Esto es posible porque este pensamiento poscolonialista no incluye como potencias explotadoras a las que están fuera de la política democrática occidental. Así, se hace la vista gorda con cualquier acto imperialista de China o Rusia.
El modus operandi consiste en apoderarse de la historia para declarar que los indígenas fueron víctimas. Luego se declaran herederos exclusivos de dicho victimismo. Tercero, lo utilizan como arma ideológica contra los opositores democráticos.
Gracias a la magia de la complicidad, estos crímenes no han sido denunciados de forma sistemática por las organizaciones no gubernamentales correspondientes. Tal vez porque también estén influenciadas por esa ideología anti-post-colonialista.
Guaicaipuro
Nos cuenta la historia que Guaicaipuro fue un héroe de su pueblo, un guerrero imbatible en el campo de batalla. Por esa razón, los conquistadores lo vencen de forma contumaz: esperan la noche para tomarlo por sorpresa cuando descansaba en su choza.

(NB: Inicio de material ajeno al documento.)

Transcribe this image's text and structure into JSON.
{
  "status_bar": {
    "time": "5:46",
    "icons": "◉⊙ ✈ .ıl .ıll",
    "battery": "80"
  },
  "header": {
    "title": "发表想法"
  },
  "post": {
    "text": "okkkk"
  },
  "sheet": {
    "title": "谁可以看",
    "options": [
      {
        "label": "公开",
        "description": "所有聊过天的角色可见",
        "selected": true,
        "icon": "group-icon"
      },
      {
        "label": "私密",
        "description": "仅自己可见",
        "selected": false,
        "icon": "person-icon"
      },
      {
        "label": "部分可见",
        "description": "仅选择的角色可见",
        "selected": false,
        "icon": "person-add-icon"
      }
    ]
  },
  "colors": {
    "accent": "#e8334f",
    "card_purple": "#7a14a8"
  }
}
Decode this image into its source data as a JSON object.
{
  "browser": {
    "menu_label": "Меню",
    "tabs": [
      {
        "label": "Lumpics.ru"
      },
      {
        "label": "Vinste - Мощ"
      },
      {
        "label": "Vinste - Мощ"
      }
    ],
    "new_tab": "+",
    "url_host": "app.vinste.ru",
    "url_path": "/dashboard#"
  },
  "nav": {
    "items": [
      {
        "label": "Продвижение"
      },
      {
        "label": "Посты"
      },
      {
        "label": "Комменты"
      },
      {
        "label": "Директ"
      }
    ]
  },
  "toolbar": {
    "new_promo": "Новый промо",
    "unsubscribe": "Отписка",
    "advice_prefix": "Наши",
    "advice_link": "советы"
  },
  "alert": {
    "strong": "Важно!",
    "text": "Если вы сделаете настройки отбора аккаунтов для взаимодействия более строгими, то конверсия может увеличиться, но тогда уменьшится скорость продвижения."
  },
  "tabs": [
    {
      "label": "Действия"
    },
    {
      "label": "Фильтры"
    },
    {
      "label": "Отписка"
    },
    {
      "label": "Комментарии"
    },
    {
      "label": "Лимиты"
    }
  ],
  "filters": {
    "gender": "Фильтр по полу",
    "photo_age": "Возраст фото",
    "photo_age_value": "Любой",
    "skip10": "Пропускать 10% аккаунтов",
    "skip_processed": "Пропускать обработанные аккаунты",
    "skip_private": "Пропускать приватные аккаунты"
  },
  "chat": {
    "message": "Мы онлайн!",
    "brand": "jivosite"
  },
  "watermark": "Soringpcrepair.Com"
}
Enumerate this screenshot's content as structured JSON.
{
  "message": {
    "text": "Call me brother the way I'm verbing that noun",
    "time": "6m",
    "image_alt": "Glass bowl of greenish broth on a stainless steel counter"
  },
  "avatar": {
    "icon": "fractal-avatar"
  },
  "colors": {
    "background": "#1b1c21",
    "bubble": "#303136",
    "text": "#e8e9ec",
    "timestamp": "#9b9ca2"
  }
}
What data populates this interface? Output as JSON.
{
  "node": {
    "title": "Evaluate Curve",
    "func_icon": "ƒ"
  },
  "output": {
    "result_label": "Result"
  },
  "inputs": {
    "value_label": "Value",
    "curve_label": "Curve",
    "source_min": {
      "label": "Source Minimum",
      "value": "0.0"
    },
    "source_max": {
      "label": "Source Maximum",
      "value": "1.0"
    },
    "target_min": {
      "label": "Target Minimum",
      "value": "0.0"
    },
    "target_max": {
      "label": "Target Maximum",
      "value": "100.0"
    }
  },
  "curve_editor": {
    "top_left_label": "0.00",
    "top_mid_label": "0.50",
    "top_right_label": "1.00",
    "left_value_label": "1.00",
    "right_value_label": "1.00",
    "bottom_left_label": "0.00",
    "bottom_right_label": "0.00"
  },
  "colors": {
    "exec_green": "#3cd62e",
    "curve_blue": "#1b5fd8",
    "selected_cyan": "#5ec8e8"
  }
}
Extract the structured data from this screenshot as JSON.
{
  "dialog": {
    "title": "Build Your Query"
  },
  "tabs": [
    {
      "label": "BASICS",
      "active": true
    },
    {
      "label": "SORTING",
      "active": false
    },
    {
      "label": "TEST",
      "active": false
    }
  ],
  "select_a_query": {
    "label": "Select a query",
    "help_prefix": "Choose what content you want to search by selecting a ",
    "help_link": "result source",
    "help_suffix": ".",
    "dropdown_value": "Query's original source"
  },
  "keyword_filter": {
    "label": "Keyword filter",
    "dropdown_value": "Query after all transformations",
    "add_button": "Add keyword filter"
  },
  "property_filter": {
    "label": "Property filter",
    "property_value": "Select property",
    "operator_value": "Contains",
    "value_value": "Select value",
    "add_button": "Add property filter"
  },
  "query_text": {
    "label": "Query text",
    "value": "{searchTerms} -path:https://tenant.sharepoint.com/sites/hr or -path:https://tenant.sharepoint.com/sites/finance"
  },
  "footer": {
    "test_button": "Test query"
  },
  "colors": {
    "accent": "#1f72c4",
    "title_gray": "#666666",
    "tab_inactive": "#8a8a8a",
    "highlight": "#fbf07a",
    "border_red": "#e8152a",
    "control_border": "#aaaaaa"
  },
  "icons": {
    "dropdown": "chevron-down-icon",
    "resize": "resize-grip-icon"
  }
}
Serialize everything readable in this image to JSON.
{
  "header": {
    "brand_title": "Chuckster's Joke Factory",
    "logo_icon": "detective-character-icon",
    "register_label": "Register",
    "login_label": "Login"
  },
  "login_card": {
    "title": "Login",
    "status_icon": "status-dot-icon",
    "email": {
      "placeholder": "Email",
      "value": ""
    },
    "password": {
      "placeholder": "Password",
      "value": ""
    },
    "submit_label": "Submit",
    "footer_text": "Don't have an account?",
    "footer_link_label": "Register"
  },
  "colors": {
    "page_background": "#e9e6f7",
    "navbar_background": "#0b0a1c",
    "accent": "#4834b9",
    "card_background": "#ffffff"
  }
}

Si bien Guaicaipuro ha sido el símbolo legítimo de un líder que defiende a su pueblo de la agresión extranjera, ahora se le quiere convertir en un símbolo del poder dominante, capaz de ceder soberanía y entregar las riquezas nacionales a potencias extranjeras autoritarias con el fin de conservar el poder.
Este cambio de nombre de la autopista es propio de un ente que destruye de forma sistemática. Su vocación un mundo en ruinas. Dicha realidad hay que recubrirla de forma simbólica. El recurso consiste en escudarse en una supuesta superioridad moral, la defensa de las víctimas, cuando en realidad son víctimas lo que están produciendo.
El uso del victimismo indigenista es anacrónico. Ya los indígenas no son explotados por el Imperio español, instancia que dejó existe hace mucho tiempo. Resucitarlo tiene una función ideológica, despertar las pasiones políticas. Esto pone en peligro el respeto mutuo que exige una sociedad civilizada.
Por el contrario, el filósofo español Gregorio Luri propone una forma de resignificación de la conciencia histórica para fomentar la concordia y la paz social. Luri explica que el ciudadano prudente “sabe también que, aunque nuestro pasado (el nuestro y cualquier otro) puede haber sido puntualmente sórdido, ello no nos exime de ser morales en el presente” (La imaginación conservadora, p. 281). En otras palabras, si se hereda una bandera indigna, se puede convertir en una bandera digna. No siempre somos receptores de símbolos puros. En tales casos, la misión moral es la resignificación integradora. Un ejemplo paradigmático es el de Mandela, quien convierte al equipo de Rugby de Sudáfrica de símbolo de la minoría blanca en símbolo del país unificado.
Aquí estamos en el escenario opuesto. Somos testigos de un proceso que dinamita al respeto mutuo en nombre de resentimientos atávicos. No importa tanto la verdad histórica sino el detonar las pasiones políticas del presente. Por medio del recurso de la neolengua, la arteria vial central de la ciudad queda convertida en una herida en nuestra identidad como pueblo mestizo y democrático.